Seller Property Disclosure (Arkansas Realtors Association form) - NOT a state-mandated form — No statute exists specifically requiring seller property condition disclosure. Arkansas has no "Residential Property Disclosure Act" and no codified law requiring sellers to disclose property condition. Note: Ark. Code Ann. section 17-42-108 is sometimes mis-cited in this context, but it actually governs real estate licensee agency disclosure (which party a broker represents), not property condition disclosure. The controlling legal doctrine is common-law caveat emptor ("let the buyer beware"), as applied and enforced by Arkansas courts.

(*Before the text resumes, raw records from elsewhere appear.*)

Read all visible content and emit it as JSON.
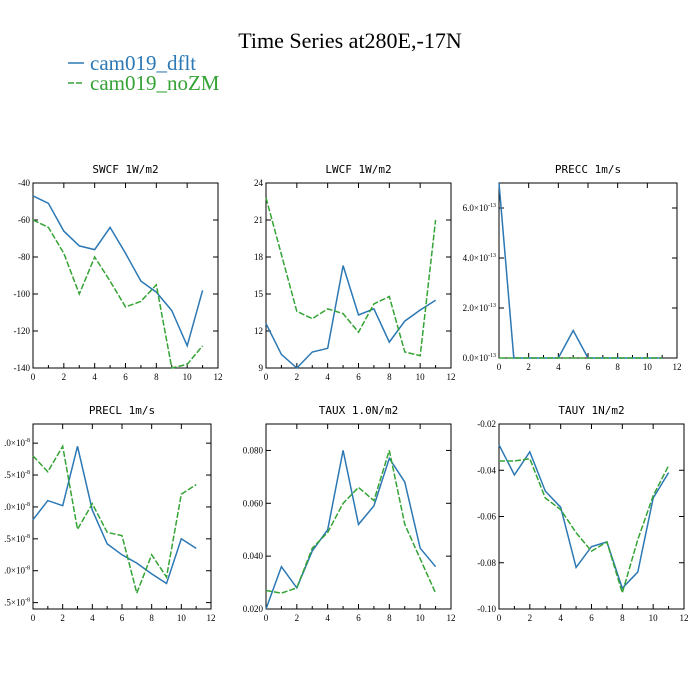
{
  "figure_title": "Time Series at280E,-17N",
  "colors": {
    "dflt": "#2b78b4",
    "noZM": "#35a335"
  },
  "legend": [
    {
      "label": "cam019_dflt",
      "color": "#2b78b4",
      "dashed": false
    },
    {
      "label": "cam019_noZM",
      "color": "#35a335",
      "dashed": true
    }
  ],
  "chart_data": [
    {
      "type": "line",
      "title": "SWCF   1W/m2",
      "x": [
        0,
        1,
        2,
        3,
        4,
        5,
        6,
        7,
        8,
        9,
        10,
        11
      ],
      "xlim": [
        0,
        12
      ],
      "xticks": [
        "0",
        "2",
        "4",
        "6",
        "8",
        "10",
        "12"
      ],
      "ylim": [
        -140,
        -40
      ],
      "yticks": [
        "-140",
        "-120",
        "-100",
        "-80",
        "-60",
        "-40"
      ],
      "series": [
        {
          "name": "cam019_dflt",
          "values": [
            -47,
            -51,
            -66,
            -74,
            -76,
            -64,
            -78,
            -93,
            -99,
            -109,
            -128,
            -98
          ]
        },
        {
          "name": "cam019_noZM",
          "values": [
            -60,
            -64,
            -78,
            -100,
            -80,
            -93,
            -107,
            -104,
            -95,
            -140,
            -138,
            -128
          ]
        }
      ]
    },
    {
      "type": "line",
      "title": "LWCF   1W/m2",
      "x": [
        0,
        1,
        2,
        3,
        4,
        5,
        6,
        7,
        8,
        9,
        10,
        11
      ],
      "xlim": [
        0,
        12
      ],
      "xticks": [
        "0",
        "2",
        "4",
        "6",
        "8",
        "10",
        "12"
      ],
      "ylim": [
        9,
        24
      ],
      "yticks": [
        "9",
        "12",
        "15",
        "18",
        "21",
        "24"
      ],
      "series": [
        {
          "name": "cam019_dflt",
          "values": [
            12.6,
            10.1,
            9.0,
            10.3,
            10.6,
            17.3,
            13.3,
            13.8,
            11.1,
            12.8,
            13.7,
            14.5
          ]
        },
        {
          "name": "cam019_noZM",
          "values": [
            22.8,
            18.2,
            13.6,
            13.0,
            13.8,
            13.4,
            11.9,
            14.2,
            14.8,
            10.3,
            10.0,
            21.0
          ]
        }
      ]
    },
    {
      "type": "line",
      "title": "PRECC   1m/s",
      "x": [
        0,
        1,
        2,
        3,
        4,
        5,
        6,
        7,
        8,
        9,
        10,
        11
      ],
      "xlim": [
        0,
        12
      ],
      "xticks": [
        "0",
        "2",
        "4",
        "6",
        "8",
        "10",
        "12"
      ],
      "ylim": [
        0,
        7e-13
      ],
      "ytick_values": [
        0,
        2e-13,
        4e-13,
        6e-13
      ],
      "ytick_mantissa": [
        "0.0×10",
        "2.0×10",
        "4.0×10",
        "6.0×10"
      ],
      "ytick_exponent": "-13",
      "series": [
        {
          "name": "cam019_dflt",
          "values": [
            7e-13,
            0,
            0,
            0,
            0,
            1.1e-13,
            0,
            0,
            0,
            0,
            0,
            0
          ]
        },
        {
          "name": "cam019_noZM",
          "values": [
            0,
            0,
            0,
            0,
            0,
            0,
            0,
            0,
            0,
            0,
            0,
            0
          ]
        }
      ]
    },
    {
      "type": "line",
      "title": "PRECL   1m/s",
      "x": [
        0,
        1,
        2,
        3,
        4,
        5,
        6,
        7,
        8,
        9,
        10,
        11
      ],
      "xlim": [
        0,
        12
      ],
      "xticks": [
        "0",
        "2",
        "4",
        "6",
        "8",
        "10",
        "12"
      ],
      "ylim": [
        0.7,
        3.6
      ],
      "ytick_values": [
        0.8,
        1.3,
        1.8,
        2.3,
        2.8,
        3.3
      ],
      "ytick_mantissa": [
        ".5×10",
        ".0×10",
        ".5×10",
        ".0×10",
        ".5×10",
        ".0×10"
      ],
      "ytick_exponent": "-8",
      "series": [
        {
          "name": "cam019_dflt",
          "values": [
            2.1,
            2.4,
            2.32,
            3.25,
            2.25,
            1.72,
            1.55,
            1.42,
            1.25,
            1.1,
            1.8,
            1.65
          ]
        },
        {
          "name": "cam019_noZM",
          "values": [
            3.1,
            2.85,
            3.25,
            1.95,
            2.35,
            1.9,
            1.85,
            0.95,
            1.55,
            1.2,
            2.5,
            2.65
          ]
        }
      ]
    },
    {
      "type": "line",
      "title": "TAUX   1.0N/m2",
      "x": [
        0,
        1,
        2,
        3,
        4,
        5,
        6,
        7,
        8,
        9,
        10,
        11
      ],
      "xlim": [
        0,
        12
      ],
      "xticks": [
        "0",
        "2",
        "4",
        "6",
        "8",
        "10",
        "12"
      ],
      "ylim": [
        0.02,
        0.09
      ],
      "yticks": [
        "0.020",
        "0.040",
        "0.060",
        "0.080"
      ],
      "ytick_values": [
        0.02,
        0.04,
        0.06,
        0.08
      ],
      "series": [
        {
          "name": "cam019_dflt",
          "values": [
            0.02,
            0.036,
            0.028,
            0.042,
            0.05,
            0.08,
            0.052,
            0.059,
            0.077,
            0.068,
            0.043,
            0.036
          ]
        },
        {
          "name": "cam019_noZM",
          "values": [
            0.027,
            0.026,
            0.028,
            0.043,
            0.049,
            0.06,
            0.066,
            0.061,
            0.08,
            0.052,
            0.039,
            0.026
          ]
        }
      ]
    },
    {
      "type": "line",
      "title": "TAUY   1N/m2",
      "x": [
        0,
        1,
        2,
        3,
        4,
        5,
        6,
        7,
        8,
        9,
        10,
        11
      ],
      "xlim": [
        0,
        12
      ],
      "xticks": [
        "0",
        "2",
        "4",
        "6",
        "8",
        "10",
        "12"
      ],
      "ylim": [
        -0.1,
        -0.02
      ],
      "yticks": [
        "-0.10",
        "-0.08",
        "-0.06",
        "-0.04",
        "-0.02"
      ],
      "ytick_values": [
        -0.1,
        -0.08,
        -0.06,
        -0.04,
        -0.02
      ],
      "series": [
        {
          "name": "cam019_dflt",
          "values": [
            -0.029,
            -0.042,
            -0.032,
            -0.049,
            -0.056,
            -0.082,
            -0.073,
            -0.071,
            -0.091,
            -0.084,
            -0.052,
            -0.041
          ]
        },
        {
          "name": "cam019_noZM",
          "values": [
            -0.036,
            -0.036,
            -0.035,
            -0.052,
            -0.057,
            -0.067,
            -0.075,
            -0.071,
            -0.093,
            -0.07,
            -0.051,
            -0.038
          ]
        }
      ]
    }
  ]
}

Arkansas is genuinely and accurately a caveat emptor ("buyer beware") state with no statutory seller property disclosure requirement. This is confirmed directly by the Arkansas Real Estate Commission (AREC), which states there is no law requiring property owners to disclose the condition of their property when selling. The widely-used "Seller Property Disclosure" form (roughly 60 yes/no/unknown/not-applicable questions) is a private form created by the Arkansas Realtors Association, not a government-mandated document. Its use is customary and strongly encouraged in Realtor-brokered transactions, but it is not legally required, and for-sale-by-owner or non-Realtor transactions frequently proceed without it. Despite no affirmative statutory disclosure duty, sellers are not free to lie or hide things: Arkansas common law prohibits fraud and active concealment, sellers must answer buyers' direct questions truthfully, and a seller cannot take steps to actively prevent a buyer from inspecting the property or discovering defects. Separately, licensed real estate agents (not sellers directly) have a duty under AREC Regulation 10.6 to make reasonable efforts to learn material facts about a listed property to avoid negligent or intentional misrepresentation to the public. Federal law applies regardless of Arkansas's caveat emptor default.
No recent Arkansas legislative changes were found establishing a new seller property disclosure statute or amending disclosure obligations for 2025 or 2026. Search of Arkansas General Assembly activity (95th General Assembly) and legal databases turned up no pending or enacted bill creating a Residential Property Disclosure Act or otherwise altering the state's caveat emptor framework. The legal landscape (common-law caveat emptor, voluntary AAR disclosure form, federal lead-paint rule for pre-1978 housing) appears materially unchanged from prior years.
Facts on this page reflect research current as of 2026-07-05. Programs, rates, and laws change — confirm current figures with the relevant state agency before relying on them.